One rather startling contradiction was that when Kallinger's youngest daughter was having health problems, he had written numerous letters to specialists across the country in search of a solution.   That's fairly organized and coherent intellectual behavior from a man who was claiming such extensive disability.  No one seemed to notice the behavioral discrepancy.  He had also taken care of his children over the years, did the family accounting, ran a 12-hour-a-day business, and taken care of his bed-ridden mother, because according to him his wife was not very good at these tasks.

Yet despite his apparent competency to run a home life, he still claimed that he had no memory of being at the home of the victims who were now accusing him.   He could not understand how their valuables had come into his mother's home, and he believed that at the time of the incident, he was probably taking one of his regular naps.

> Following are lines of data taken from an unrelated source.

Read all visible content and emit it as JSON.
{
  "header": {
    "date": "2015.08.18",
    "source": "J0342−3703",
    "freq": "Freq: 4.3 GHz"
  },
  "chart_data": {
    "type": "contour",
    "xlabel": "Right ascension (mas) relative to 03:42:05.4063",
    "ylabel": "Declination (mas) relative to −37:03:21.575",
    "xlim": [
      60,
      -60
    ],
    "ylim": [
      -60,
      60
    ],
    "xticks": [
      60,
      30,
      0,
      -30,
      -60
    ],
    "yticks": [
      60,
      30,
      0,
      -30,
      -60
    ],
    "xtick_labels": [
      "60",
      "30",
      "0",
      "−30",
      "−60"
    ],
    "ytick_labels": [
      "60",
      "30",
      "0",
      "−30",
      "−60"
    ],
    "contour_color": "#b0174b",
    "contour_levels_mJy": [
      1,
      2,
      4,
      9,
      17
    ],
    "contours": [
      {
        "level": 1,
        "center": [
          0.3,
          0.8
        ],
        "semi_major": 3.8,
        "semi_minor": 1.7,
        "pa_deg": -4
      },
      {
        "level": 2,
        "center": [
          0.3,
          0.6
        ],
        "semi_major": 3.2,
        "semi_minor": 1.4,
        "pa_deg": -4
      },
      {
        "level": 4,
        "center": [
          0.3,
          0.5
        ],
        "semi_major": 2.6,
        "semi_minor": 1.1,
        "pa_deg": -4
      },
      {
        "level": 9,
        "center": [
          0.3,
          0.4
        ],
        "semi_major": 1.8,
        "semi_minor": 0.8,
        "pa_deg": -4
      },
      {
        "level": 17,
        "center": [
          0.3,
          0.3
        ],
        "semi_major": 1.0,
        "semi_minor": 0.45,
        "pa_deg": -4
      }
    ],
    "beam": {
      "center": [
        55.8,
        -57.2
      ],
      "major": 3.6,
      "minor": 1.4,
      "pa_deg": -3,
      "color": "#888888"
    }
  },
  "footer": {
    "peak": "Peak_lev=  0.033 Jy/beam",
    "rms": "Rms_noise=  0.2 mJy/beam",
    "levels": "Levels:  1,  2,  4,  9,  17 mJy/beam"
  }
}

"The only thing that makes any sense to me," he said, "is that someone came into my shop, picked up my prints and placed them on the door by reversing some tape or something."

The prosecutor did not cross-examine him much, but did ask him about the ventilation in his home.   As a parting question, Zimmerman also asked, "What kind of butterfly were you?"

This was meant to show the jury the nature of the faking.   If one was a butterfly for over nine centuries, one would presumably know what kind.

Kallinger did not have a quick come-back.   He just said, "Oh, no particular kind."

During the final day, Kallinger was literally dragged into court, protesting that he was too ill to attend.   He'd been vomiting all night.  The judge did not excuse him.

In closing, Zimmerman emphasized the positive identifications, the fingerprints, and the stolen jewelry.   The burglary was well-planned.  Kallinger's attorneys said that he was in Philadelphia on the day the crime had taken place, but even if he had been at the home where the incident occurred, he did not know what he was doing and he did not know that it was wrong.  He suffered from "toxic derangement" from the chemicals he inhaled in his years of work as a cobbler.

The case went to the jury on September 19.   Both sides wondered how these twelve people would be affected by Kallinger's testimony, but they did not have to wait long.